公主闖出重圍,回頭看看女兵,也折了好些,頗為惱怒,跑馬回城,到了南門外,大叫開城,只聽一聲炮響,敵樓上閃出一將,大喝道:「我奉元帥將令,已取城池,我乃都統吳琪是也。賤人如果不服,明日來拚三百合!」公主聽見,怒氣填胸,眉梢倒豎,金蓮在鐙上蹬了兩頓,幾乎跌下馬來,就要攻城。女兵力勸不可,公主只得回馬,連忙奔泉州而來。曾禮、曾信已領許多殘兵趕到,路上遇見松筠等,大殺一陣,戰死曾禮。這邊木都統額上中了公主一個金丸、受了重傷,兩邊混戰時,俱有傷損。公主奪路自回泉州去了。
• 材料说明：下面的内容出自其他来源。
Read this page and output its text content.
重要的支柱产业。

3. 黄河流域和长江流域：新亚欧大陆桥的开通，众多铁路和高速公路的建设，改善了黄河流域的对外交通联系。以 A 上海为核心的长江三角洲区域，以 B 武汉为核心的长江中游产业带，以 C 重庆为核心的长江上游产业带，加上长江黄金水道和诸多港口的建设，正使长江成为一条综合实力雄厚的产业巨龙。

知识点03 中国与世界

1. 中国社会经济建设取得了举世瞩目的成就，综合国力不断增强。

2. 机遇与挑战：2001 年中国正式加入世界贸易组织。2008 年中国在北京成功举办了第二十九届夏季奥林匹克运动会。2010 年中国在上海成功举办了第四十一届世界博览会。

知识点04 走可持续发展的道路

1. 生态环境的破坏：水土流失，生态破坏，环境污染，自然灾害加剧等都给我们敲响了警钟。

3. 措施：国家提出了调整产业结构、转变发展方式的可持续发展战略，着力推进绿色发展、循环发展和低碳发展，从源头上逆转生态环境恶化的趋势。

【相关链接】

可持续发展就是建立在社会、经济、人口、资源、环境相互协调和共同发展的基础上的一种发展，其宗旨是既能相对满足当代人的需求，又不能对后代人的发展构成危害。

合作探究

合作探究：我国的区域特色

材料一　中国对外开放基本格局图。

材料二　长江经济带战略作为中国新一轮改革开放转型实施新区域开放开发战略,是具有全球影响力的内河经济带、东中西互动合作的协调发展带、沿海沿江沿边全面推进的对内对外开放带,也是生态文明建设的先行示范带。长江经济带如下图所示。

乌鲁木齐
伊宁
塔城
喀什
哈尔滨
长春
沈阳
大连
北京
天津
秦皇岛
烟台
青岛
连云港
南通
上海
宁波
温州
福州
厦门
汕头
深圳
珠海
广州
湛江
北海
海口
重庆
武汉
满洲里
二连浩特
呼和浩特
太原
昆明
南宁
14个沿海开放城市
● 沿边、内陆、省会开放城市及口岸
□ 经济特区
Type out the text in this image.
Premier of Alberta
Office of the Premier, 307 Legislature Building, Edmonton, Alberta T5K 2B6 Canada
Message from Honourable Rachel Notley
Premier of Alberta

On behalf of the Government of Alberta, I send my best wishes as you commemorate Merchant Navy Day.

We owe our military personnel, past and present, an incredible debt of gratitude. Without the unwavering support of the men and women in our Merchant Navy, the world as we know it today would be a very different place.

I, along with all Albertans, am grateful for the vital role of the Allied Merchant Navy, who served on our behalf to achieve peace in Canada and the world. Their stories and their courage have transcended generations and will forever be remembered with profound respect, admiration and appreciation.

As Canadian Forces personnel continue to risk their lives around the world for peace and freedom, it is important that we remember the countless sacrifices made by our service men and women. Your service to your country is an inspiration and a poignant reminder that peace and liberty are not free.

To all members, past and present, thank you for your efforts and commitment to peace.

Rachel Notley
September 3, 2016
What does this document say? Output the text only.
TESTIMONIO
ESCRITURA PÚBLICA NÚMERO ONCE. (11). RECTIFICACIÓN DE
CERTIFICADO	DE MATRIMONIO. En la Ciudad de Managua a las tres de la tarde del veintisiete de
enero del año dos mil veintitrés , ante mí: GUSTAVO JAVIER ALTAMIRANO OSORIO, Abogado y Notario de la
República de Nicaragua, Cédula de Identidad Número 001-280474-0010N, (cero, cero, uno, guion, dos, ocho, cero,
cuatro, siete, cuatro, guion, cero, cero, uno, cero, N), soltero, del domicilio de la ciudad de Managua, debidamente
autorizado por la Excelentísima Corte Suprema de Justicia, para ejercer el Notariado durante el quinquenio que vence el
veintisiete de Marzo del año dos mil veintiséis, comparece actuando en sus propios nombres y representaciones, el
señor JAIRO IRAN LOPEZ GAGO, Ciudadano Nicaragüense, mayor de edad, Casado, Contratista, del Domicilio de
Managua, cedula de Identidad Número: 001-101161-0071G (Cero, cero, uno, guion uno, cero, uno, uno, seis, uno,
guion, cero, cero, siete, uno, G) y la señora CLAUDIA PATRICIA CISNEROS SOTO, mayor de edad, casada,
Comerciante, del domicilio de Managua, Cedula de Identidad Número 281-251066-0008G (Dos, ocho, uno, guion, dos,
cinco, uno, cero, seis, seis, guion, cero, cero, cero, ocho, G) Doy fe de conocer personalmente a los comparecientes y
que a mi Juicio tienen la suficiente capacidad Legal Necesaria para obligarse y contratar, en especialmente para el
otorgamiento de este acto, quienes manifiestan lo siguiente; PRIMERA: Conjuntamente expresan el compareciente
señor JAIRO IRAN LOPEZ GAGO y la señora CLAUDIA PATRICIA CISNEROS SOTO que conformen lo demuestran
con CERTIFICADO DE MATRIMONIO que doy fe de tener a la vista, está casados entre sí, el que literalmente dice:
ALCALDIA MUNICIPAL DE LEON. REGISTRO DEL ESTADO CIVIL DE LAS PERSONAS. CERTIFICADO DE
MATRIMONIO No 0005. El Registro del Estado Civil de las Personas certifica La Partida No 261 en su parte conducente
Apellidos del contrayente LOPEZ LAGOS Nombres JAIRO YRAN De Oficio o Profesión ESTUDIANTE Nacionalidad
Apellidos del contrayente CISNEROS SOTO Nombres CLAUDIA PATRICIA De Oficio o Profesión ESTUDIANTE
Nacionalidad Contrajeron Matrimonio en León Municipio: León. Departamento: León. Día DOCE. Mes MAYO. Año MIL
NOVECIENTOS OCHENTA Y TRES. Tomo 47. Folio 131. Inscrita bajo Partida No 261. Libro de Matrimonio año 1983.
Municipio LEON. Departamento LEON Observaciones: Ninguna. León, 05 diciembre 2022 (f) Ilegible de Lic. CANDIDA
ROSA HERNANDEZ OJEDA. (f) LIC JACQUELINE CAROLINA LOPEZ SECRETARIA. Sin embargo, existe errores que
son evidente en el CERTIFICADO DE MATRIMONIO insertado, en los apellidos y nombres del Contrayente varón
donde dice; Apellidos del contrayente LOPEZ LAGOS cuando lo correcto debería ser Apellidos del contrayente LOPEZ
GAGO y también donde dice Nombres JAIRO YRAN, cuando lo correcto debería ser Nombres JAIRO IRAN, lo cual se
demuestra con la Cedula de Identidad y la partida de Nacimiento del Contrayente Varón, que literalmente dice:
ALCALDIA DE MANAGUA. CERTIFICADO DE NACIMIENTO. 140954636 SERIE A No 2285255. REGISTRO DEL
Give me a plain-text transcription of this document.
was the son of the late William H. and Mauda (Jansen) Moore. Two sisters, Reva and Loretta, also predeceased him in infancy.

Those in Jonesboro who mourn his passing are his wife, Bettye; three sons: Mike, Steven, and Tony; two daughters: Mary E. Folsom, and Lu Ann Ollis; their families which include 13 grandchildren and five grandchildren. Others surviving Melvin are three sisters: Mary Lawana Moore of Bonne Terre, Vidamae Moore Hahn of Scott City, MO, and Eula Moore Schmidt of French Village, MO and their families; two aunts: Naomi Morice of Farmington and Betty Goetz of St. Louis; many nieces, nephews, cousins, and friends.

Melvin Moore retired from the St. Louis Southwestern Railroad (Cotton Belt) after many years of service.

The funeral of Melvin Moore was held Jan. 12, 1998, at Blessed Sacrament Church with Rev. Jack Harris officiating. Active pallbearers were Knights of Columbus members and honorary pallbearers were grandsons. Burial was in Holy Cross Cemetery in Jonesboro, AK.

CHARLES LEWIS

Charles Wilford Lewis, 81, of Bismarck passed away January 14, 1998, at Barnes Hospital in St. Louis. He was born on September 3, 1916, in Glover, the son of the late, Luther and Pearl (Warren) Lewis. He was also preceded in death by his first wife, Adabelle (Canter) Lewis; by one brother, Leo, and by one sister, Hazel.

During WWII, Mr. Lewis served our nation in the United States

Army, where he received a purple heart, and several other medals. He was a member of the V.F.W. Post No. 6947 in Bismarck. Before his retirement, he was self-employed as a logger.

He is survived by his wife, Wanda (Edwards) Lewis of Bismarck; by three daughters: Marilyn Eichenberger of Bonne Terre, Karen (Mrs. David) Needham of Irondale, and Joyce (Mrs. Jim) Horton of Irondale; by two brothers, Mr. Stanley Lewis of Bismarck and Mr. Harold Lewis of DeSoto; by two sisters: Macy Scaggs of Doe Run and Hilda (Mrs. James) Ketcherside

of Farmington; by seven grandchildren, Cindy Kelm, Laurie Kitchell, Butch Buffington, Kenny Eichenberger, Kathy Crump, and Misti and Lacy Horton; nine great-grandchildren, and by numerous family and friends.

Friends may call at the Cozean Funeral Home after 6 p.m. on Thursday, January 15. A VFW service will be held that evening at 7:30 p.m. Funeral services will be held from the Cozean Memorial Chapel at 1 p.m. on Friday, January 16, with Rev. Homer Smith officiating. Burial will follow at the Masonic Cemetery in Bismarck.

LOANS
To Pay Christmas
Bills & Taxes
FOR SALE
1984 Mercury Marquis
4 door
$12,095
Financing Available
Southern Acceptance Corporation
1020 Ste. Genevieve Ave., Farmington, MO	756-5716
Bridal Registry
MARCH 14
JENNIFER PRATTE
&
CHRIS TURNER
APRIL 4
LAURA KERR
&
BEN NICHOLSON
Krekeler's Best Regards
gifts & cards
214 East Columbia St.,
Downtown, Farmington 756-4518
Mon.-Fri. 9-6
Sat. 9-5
寶珠恢復了龍岩,派了吳琪等四員大將,領三萬人馬駐守,吩咐城外紮兩座大營,互相救應。中路只留兀裡木、耶律木齊守寨,調回松筠、木納庵,自己仍回金橋水師。墨卿知寶珠回軍,便來相見道賀,眾將都來請安,寶珠應酬一番,就進房艙。紫雲、綠雲迎接,笑道:「好手段,辛苦了。」
寶珠一笑,倒同紫雲說了好些話。紫雲道:「潘二少爺來了好幾天。」寶珠道:「他來領柩,是那天到的?」紫雲道:「二十三就到了,帶了兩封家信來。」回頭對綠雲道:「點上燈罷。」綠雲點上兩枝畫燭,紫雲取出書信,遞與寶珠。寶珠接過來,一封是母親諭帖,拆開看時,姐姐的筆跡,不過說家裡平安,已知道海疆得勝,頗為欣慰,餘外是教他保重身體,緊守軍機的話。寶珠細看一遍,遞給紫云。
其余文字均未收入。